Your Group is back on Facebook.

"After reviewing our decision, we have restored your group. Members will be able to find it again. We are sorry we got it wrong."

You

What happened? I created a page on Facebook which required all posts there in to be only in Lamnso' (an indigenous African language spoken in Bui Division of the North West Region of Cameroon and in Taraba State, Sadauna Local Government Area in Nigeria). 


The Facebook monitoring spirits apparently couldn't figure out the  discussions in our posts. In their ignorance, they did the obvious; shut  down the Group. Trust me, I petitioned them. They came to reason and restored the group; LAMNSO' CA'CA this evening. As the Group's Administrator, I had diligently ensured that all posts respected Facebook regulations.


The big point here is that Africans must begin to assert their identity. If Facebook is a global family, Africans cannot belong to it at the cost of their identity. That identity includes their cultures, their languages, their worldviews etc. If you are unintelligible in the language I opt to interact and engage the world in, the challenge is on you to seek intelligibility in that language (as most Africans have done for European languages). 

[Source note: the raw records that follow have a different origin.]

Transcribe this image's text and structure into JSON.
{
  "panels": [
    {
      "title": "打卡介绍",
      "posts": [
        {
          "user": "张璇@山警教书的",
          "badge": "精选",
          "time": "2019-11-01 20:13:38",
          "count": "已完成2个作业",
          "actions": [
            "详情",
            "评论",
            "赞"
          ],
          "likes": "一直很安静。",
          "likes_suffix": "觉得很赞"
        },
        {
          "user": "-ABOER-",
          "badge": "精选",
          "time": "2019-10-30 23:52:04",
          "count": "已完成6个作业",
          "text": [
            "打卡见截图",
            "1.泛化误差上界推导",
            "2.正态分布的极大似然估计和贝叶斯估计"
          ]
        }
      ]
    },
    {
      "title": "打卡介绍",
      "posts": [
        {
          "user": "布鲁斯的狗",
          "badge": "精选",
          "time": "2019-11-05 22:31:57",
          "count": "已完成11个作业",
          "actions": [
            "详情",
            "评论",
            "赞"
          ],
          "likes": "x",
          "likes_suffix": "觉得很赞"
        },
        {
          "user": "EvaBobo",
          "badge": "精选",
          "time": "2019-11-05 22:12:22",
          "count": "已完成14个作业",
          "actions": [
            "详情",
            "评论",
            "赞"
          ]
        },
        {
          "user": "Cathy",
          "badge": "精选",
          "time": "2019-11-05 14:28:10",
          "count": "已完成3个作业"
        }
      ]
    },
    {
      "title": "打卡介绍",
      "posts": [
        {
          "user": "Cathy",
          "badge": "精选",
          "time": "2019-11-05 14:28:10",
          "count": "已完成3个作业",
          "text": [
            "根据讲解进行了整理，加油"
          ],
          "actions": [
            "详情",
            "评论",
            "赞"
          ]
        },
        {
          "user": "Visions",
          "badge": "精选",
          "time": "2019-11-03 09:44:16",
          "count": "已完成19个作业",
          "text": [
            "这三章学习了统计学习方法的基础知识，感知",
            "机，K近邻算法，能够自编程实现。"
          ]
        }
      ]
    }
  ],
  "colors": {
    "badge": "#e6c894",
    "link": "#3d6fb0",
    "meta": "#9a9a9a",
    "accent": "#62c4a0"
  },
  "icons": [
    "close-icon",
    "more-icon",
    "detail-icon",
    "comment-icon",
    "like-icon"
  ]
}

A eurocentric worldview stands rejected. As Professor Adams Bodomo puts it, Africans are neither  Anglophones nor Francophones. They are first Afriphones, then Dagaarephones, Lamnso'phones, Swahiliphones, Yorubaphones, Igbophones, Hausaphones etc. Africans have a responsibility to force in their own parameters for value assessment. We cannot continue to allow others set their own agenda, then again turn around and set ours.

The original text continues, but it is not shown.